Qui Fermo. Giusto il tempo di riprendersi dalla delusione della sconfitta di domenica scorsa che la Fermana si è tuffata nuovamente a testa bassa nella settimana di lavoro, con la voglia di dimenticare in fretta Montecchio. Anche perché la Sangiustese non è avversario morbido, assolutamente. Innanzitutto arriva anch’esso da una sconfitta, forse anche sorprendente, in casa contro l’Urbino dopo una serie di nove risultati utili consecutivi. Una squadra in salute che con l’ex canarino Marco Sansovini (29 presenze e 5 reti, nel 2017-2018 in Serie C) in panchina ha trovato equilibrio e solidità: 29 gol fatti, 26 gol subiti e anche all’andata ha mostrato la capacità di non mollare mai ottenendo il pari dopo il novantesimo con un altro ex come Lorenzo Grassi. Per lui prima l’esperienza in Primavera e poi la C con quel gol indimenticabile a Pescara in C, per l’1-1 finale con la maglia canarina. Saranno due ritorni speciali ma lo spazio per gli amarcord saranno solo prima del fischio iniziale. In campo la Fermana fa i conti con squalifiche e guai fisici: Cicarevic e Nunzi “dietro la lavagna”, Bruno non è ancora utilizzabile in mezzo al campo e Barrasso ha passato una settimana quasi intera a lavorare a parte, remota l’ipotesi di vederlo in campo. Coperta corta in mezzo dove sono rimasti Lischi e Marin. Quindi il dubbio è se si riproporrà il 4-3-1-2 ormai standard oppure si passerà al 4-2-3-1 su cui si è lavorato spesso, anche in settimana a dire il vero. Carmona è pronto a prendere il posto di Cicarevic mentre tra le rotazioni possibili per Nunzi ci sono anche Frinconi e ad esempio Saviano anche in caso di cambio modulo. Non dovrebbe variare invece Sansovini con il suo 4-3-3 da vedere solo gli interpreti offensivi con Grassi e Perpaj che danno esperienza mentre in mezzo al campo Raparo è il riferimento con Crescenzi e Ruggeri chiamati a dare sostanza. Gara affidata a Tarli della sezione di Ascoli Piceno.

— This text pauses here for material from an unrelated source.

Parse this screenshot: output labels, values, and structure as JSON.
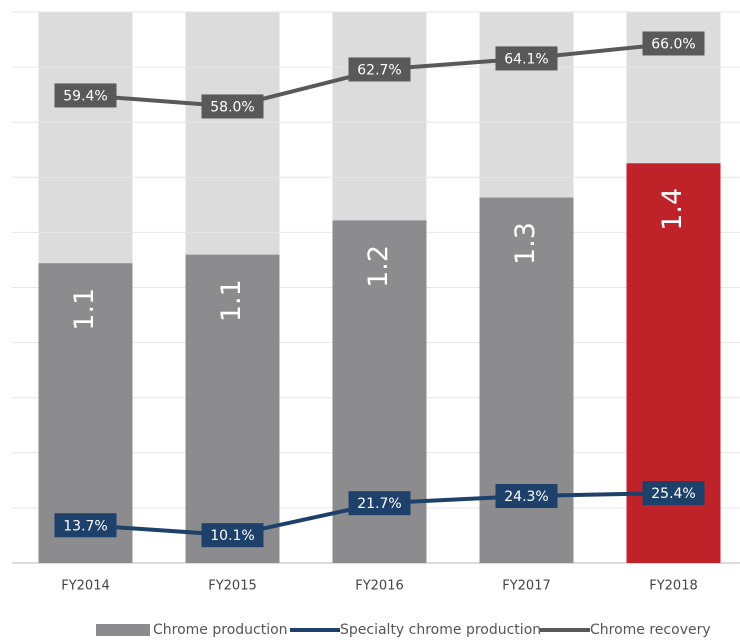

Qui Montegranaro. Punti pesantissimi in palio al La Croce di Montegranaro dove arriva la neo capolista Montecchio. Gli uomini di Magi chiudono una settimana super impegnativa: dopo il successo casalingo con la Fermana che è valso il primo posto attuale, mercoledì andata dei quarti di finale contro il Nibbiano chiusa con un 2-2 che rimanda ogni discorso al match di ritorno in programma mercoledì prossimo. Insomma periodo intenso per un Montecchio però che può sopperire con una rosa decisamente importante e lunga ma anche con l’entusiasmo dei risultati ottenuti. Di contro il Montegranaro reduce dal primo ko della gestione Urbinati in casa del Tolentino ma che vuole puntellare la propria classifica e allontanarsi da una zona calda affollatissima. Da vedere cosa sceglierà Urbinati dal punto di vista tattico, se riproporre le tre punte viste a Tolentino oppure il 4-4-2 vincente a Fermo, con Tonuzi e Perri terminali offensivi. Di certo in tanti a Fermo scrolleranno i propri cellulari per sapere cosa accadrà a Montegranaro e tutti ovviamente faranno il tifo per la squadra del T-Rex Urbinati. Incroci importanti dunque per i ragazzi di mister Urbinati che puntano al secondo scalpo eccellente, dopo quello di due settimane fa in casa della Fermana. Gara affidata a Caporaletti di Macerata.